Man mag von den Verhandlungen, die mit den Taliban geführt wurden, halten was man will, und ich habe nie viel von ihnen gehalten, aber Teil des Pakets war es, sich auch mit der gewählten afghanischen Regierung an den Tisch zu setzen und eine neue inklusive Regierungsform zu entwickeln, in der die Taliban eine, nicht die zentrale Rolle spielen würden. Damals erklärte der afghanische Präsident, auch wenn er von den Verhandlungen in Doha ausgeschlossen war, seine Bereitschaft mit den Taliban ein Übereinkommen auszuhandeln.
Hätte dies funktioniert und wäre nicht von den Taliban, die stattdessen mit Hilfe Pakistans den ganzen Kuchen wollten, ein militärischer Sieg angestrebt worden, die Situation im Land stellte sich heute doch recht anders dar: Ein Großteil internationaler Hilfe flösse weiter, die Lage der Zivilbevölkerung wäre schlecht, aber nur so schlecht wie sie es im April 2021 auch war, als der Abzug der US-Truppen begann.
Erstaunlich, dass in all den Dialogangeboten, die nun auf die Gotteskrieger niederprasseln, nicht eines sie zum Verursacher der aktuellen Krise erklärt und auffordert, schlicht nachzuholen, wozu sie sich in Doha eigentlich verpflichtet hatten.

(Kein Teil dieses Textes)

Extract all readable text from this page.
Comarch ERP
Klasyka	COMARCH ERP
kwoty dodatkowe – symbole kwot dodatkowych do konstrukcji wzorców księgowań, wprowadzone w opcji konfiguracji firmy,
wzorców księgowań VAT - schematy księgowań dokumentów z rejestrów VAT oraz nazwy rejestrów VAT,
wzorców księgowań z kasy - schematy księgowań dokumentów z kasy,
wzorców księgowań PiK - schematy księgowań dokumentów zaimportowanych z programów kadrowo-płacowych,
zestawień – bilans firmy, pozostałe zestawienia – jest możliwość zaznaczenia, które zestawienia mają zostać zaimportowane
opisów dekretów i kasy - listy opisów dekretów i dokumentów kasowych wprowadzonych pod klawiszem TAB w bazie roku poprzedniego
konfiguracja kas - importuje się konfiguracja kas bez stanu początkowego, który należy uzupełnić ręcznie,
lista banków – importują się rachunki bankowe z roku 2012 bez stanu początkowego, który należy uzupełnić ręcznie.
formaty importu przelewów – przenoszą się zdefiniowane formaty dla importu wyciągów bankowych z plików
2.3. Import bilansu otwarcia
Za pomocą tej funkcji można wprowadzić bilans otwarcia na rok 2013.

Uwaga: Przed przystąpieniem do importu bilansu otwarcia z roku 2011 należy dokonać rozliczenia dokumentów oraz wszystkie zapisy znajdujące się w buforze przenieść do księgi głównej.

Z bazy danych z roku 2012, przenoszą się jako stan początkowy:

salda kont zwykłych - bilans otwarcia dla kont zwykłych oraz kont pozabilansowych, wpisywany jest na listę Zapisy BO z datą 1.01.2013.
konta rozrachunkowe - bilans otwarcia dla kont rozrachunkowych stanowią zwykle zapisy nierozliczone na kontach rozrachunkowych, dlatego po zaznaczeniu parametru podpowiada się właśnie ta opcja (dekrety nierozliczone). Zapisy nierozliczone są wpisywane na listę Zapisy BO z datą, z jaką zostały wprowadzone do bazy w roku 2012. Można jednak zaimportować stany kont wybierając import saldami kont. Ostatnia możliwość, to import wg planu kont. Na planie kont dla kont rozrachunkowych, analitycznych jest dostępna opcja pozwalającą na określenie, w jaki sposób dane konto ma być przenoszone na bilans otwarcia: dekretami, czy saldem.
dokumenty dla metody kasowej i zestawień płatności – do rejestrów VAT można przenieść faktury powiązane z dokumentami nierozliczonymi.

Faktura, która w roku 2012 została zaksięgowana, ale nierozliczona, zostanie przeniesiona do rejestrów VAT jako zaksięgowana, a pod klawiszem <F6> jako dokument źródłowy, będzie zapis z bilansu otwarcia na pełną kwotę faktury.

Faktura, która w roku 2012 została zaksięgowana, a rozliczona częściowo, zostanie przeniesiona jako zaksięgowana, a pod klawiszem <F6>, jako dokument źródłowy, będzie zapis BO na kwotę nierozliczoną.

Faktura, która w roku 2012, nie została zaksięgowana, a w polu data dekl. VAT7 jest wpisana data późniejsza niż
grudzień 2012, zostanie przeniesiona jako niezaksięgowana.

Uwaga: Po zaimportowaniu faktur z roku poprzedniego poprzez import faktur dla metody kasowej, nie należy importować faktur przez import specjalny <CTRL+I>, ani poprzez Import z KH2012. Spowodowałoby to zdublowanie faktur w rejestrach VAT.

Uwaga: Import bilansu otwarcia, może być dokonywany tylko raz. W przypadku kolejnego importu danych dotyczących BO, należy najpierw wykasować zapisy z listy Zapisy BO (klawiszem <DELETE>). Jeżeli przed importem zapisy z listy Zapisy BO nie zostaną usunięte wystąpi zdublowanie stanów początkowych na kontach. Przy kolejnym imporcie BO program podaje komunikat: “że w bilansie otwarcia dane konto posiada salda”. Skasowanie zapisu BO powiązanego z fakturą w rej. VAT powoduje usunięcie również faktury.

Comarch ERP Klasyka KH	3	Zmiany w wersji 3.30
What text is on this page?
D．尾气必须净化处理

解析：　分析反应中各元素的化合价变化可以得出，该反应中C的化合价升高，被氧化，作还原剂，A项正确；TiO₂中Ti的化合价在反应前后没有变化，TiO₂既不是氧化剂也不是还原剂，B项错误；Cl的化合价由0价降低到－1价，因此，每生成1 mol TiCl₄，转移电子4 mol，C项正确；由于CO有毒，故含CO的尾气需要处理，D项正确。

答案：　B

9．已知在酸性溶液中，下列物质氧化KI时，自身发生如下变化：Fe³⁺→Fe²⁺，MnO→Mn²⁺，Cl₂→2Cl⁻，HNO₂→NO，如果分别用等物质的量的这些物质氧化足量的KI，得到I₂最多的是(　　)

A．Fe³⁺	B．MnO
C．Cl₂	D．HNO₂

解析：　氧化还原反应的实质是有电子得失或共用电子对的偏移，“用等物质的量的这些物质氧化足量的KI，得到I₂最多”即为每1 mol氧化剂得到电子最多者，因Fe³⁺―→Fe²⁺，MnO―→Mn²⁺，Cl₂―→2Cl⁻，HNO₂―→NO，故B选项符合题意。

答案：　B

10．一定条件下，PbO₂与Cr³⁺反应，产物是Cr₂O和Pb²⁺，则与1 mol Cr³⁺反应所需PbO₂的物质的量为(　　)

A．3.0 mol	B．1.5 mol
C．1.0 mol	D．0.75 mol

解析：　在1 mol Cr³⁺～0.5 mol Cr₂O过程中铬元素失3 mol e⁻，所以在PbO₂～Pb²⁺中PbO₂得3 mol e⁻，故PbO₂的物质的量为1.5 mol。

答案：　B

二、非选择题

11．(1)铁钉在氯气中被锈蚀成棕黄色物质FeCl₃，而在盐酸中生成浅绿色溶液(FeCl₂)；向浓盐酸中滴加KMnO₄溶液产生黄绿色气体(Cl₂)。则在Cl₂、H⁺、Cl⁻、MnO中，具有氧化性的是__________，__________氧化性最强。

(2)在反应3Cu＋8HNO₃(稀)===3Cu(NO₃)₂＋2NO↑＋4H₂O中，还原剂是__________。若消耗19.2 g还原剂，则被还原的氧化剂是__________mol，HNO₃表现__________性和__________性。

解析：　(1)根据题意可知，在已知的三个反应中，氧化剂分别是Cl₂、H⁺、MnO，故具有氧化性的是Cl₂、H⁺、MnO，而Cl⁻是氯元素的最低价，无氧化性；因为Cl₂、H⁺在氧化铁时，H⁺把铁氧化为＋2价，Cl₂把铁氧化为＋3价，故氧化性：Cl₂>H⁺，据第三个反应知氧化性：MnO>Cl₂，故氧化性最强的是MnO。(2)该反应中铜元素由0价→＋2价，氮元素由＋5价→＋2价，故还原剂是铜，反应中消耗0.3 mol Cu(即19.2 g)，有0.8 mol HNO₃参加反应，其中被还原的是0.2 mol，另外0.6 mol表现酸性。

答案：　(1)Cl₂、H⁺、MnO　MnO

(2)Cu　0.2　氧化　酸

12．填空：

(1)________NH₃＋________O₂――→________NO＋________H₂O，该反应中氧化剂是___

Kurz: Es gibt eine Wahl und die Botschaft an Euch, die natürlich auch von der Bevölkerung vernommen wird, über die ihr nun ohne jede Legitimation herrscht, ist einfach. Entweder es gibt eine Regierung, an der repräsentativ auch alle anderen Akteure Afghanistan beteiligt sind, und baldige Neuwahlen, bei denen sich dann ja zeigen wird, ob die Behauptung, die Taliban seien so willkommen, sich bewahrheiten kann – oder es gibt kein Geld.
Die Entscheidung läge damit in den Händen der Taliban. Beharrten sie weiter auf ihrem Alleinvertretungsanspruch, so wären auch alleine sie es, die für die kommende humanitäre Katastrophe – sowohl international als auch gegenüber den Menschen im Land – verantwortlich zu machen sind.
Ganz offensichtlich weiß die Taliban-Führung, dass ihnen schon jetzt das Wasser bis zum Hals steht und weder Pakistan noch China ihnen mit größeren Summen unter die Arme greifen werden. Irgendjemand hat ihr offenbar im Frühling erzählt, dass der Westen schon zahlen werde, auch wenn sie das ganze Land übernehmen.
Leider scheint es so, dass dieser, vermutlich aus den Reihen des pakistanischen Geheimdienstes stammende, Irgendjemand Recht behalten wird: Das Geld fließt, ohne dass irgendwelche Bedingungen gestellt würden.
Dabei wäre dies im Moment noch einfach, sollten die Taliban hingegen ihre Macht, die im Moment noch aufgrund verschiedener Faktoren und interner Streitigkeiten, äußerst wacklig ist, festigen, dann werden sie sich noch kompromissloser zeigen, als sie es jetzt schon tun. Das haben solche Regimes in der Vergangenheit oft genug bewiesen.